The market itself kept moving. In August 1985 the authorities evicted the Chopo from its original site, and for three years it wandered, a parking lot in San Rafael, the Casco de Santo Tomás campus, wherever it could land. Pioneers like El Aguarrás and El Ganso carried their kits in bags and set up wherever the market stopped. In February 1988 the Chopo finally settled for good on Calle de Aldama in the Guerrero neighborhood, between Calle del Sol and Calle de la Luna. A permanent address let the artists build networks and trade safer hygiene practices.

The first storefronts came from inside the scene. José Luis Zúñiga Jaramillo, known as El Socio, secured the first official government permit in 1984 and opened a registered studio in Tepito, a legal space in a neighborhood that did not deal in legal things. In 1995 he published Tatuajes Arte Marginado, the first Spanish language book of its kind in Latin America. In late 1993 the artist Jerónimo López Ramírez, known as Dr. Lakra, joined other locals to open Dermafilia in Coyoacán, run as a collective where resident artists shared costs and showed their designs in the open.

Then the trade went uptown. In September 1993 Tattomania opened, founded by Gerardo Ruiz with artists El Russo, El Chapulin, Michael, and Raul Ruiz, known as El Piraña. It was the first commercial studio authorized by local health authorities, working with disposable needles and professional pigments. By 1999 Gallery Tattoo opened in the Zona Rosa, founded by Gabo, Hector, Axl, Lucas, and Ponch, and ran there for over twenty years before moving to Avenida Veracruz in the Condesa. Shops in high traffic bohemian districts turned a countercultural act into a fashionable choice.

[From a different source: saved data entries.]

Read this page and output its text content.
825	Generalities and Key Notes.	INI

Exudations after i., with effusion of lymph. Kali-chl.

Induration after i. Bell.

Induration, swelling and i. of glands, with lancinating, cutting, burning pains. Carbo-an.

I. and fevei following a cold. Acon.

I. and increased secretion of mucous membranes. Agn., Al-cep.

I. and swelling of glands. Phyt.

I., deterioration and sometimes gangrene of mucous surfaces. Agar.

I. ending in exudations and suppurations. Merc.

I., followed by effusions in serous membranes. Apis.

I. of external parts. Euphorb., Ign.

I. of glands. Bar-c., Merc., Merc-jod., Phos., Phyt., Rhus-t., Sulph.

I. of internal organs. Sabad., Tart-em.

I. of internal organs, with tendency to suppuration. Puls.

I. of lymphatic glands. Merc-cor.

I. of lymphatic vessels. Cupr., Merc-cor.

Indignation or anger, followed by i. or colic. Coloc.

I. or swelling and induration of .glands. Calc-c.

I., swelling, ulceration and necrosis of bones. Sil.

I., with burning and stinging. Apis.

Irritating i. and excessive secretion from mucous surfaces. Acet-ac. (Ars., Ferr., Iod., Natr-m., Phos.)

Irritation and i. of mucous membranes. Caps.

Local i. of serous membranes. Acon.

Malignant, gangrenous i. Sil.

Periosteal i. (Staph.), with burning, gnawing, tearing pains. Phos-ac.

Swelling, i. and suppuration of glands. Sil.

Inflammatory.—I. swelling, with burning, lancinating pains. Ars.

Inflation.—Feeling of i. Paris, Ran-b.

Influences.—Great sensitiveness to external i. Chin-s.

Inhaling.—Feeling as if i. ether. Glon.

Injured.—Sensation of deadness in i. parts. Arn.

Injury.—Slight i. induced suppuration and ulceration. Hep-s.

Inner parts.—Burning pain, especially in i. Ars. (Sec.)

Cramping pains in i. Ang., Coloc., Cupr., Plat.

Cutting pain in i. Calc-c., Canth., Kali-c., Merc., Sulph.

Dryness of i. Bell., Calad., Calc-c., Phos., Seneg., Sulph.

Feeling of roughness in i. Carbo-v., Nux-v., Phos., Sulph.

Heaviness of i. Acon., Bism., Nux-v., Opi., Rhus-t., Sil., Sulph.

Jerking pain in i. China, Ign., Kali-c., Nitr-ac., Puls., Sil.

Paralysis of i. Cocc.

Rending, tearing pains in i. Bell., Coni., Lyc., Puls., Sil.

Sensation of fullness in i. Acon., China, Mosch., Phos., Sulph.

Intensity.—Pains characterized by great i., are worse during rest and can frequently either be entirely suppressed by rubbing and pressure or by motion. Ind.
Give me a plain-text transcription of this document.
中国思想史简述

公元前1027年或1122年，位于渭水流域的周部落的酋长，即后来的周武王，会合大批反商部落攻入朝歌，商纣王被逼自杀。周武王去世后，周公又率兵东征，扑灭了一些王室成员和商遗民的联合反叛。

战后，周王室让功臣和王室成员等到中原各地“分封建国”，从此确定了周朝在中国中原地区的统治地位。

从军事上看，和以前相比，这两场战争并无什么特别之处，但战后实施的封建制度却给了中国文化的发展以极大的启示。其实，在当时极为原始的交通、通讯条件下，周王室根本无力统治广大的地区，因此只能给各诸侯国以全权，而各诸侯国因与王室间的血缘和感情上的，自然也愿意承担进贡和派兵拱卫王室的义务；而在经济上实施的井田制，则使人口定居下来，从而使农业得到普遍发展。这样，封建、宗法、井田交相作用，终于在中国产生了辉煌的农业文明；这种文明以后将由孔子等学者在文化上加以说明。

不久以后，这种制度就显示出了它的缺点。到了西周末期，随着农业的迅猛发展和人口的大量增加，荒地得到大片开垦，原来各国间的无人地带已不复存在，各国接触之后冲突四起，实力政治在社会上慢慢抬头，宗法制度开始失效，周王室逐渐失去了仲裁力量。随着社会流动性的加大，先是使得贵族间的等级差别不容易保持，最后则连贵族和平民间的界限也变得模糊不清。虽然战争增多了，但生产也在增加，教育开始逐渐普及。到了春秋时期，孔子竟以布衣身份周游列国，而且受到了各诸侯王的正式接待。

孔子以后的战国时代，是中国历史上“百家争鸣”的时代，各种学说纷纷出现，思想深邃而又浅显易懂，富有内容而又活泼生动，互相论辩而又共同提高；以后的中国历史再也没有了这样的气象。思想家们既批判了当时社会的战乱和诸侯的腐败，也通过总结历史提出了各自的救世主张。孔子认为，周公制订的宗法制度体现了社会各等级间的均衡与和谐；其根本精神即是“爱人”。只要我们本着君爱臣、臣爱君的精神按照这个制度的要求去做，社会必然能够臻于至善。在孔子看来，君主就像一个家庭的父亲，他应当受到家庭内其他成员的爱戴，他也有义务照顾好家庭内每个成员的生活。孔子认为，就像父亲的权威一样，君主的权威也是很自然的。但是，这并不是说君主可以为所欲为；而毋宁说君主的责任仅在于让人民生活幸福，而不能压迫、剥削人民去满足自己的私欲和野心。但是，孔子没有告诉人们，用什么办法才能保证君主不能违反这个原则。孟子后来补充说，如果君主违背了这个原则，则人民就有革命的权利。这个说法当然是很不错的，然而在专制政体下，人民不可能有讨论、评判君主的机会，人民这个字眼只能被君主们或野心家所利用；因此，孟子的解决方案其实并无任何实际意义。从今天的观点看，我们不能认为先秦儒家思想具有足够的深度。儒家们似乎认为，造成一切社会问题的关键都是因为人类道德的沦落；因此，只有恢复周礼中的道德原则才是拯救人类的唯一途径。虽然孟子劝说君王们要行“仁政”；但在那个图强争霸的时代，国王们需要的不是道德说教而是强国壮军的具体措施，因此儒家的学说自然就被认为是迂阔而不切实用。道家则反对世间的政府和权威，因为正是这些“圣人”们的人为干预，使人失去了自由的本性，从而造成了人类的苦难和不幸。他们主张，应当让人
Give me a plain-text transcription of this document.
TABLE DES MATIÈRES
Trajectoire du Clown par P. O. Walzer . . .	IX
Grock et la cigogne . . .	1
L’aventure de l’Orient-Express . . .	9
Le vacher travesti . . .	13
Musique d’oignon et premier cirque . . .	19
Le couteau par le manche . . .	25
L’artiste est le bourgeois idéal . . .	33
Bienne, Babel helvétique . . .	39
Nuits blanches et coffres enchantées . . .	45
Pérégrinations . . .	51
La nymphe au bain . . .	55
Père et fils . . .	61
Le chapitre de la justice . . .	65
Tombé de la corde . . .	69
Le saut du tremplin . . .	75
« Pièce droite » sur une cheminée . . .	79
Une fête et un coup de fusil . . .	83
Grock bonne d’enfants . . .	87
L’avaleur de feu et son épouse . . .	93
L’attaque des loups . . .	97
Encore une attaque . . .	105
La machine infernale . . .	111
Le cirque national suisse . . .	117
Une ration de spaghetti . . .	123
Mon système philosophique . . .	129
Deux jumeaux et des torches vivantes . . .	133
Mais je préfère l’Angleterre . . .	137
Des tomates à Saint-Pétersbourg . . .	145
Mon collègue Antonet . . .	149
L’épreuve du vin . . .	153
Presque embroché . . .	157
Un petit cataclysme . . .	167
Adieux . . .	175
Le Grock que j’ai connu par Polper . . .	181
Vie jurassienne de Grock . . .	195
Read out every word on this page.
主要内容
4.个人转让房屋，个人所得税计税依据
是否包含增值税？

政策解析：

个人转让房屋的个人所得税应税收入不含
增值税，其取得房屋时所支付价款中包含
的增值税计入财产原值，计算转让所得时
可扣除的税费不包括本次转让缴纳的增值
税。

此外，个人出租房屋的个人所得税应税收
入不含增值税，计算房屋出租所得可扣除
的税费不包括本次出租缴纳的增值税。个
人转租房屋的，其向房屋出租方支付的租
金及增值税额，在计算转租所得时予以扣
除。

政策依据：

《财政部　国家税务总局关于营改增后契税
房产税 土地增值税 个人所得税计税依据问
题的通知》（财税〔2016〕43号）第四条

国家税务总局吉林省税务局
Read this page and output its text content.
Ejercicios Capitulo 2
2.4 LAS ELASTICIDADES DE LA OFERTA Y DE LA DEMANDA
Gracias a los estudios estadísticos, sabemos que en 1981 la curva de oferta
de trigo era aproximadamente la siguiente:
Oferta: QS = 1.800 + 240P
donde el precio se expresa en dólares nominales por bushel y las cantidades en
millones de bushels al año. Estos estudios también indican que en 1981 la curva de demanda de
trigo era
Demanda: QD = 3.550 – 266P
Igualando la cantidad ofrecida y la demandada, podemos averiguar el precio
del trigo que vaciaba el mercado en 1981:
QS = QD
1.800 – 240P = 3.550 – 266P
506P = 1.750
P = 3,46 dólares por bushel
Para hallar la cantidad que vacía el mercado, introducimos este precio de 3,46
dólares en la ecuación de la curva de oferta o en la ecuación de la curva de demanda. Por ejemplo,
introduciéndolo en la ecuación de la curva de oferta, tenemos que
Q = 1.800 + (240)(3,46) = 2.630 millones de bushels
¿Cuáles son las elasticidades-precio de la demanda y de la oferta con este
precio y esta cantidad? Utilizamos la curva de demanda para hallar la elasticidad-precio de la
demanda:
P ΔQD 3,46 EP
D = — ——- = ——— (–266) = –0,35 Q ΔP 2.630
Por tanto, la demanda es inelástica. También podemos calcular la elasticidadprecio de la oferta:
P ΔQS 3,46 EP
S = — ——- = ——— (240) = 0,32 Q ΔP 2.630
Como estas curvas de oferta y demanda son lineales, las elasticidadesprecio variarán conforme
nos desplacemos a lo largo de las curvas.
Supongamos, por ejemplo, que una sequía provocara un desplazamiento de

Regulation closed the circle. Through the 1990s the trade sat in a legal gray area under the General Health Law, with no framework built for body alteration. In 2002 deputies in the Legislative Assembly of the Distrito Federal proposed formal rules for permanent body decoration, and the city established the Tarjeta de Control Sanitario, a sanitary control card. Artists now had to train in asepsis, first aid, and the disposal of hazardous biological waste. By the mid 2000s the health secretariat was inspecting studios in the Zona Rosa, and the clandestine era was over. From flea market stands to a licensing card in roughly twenty years.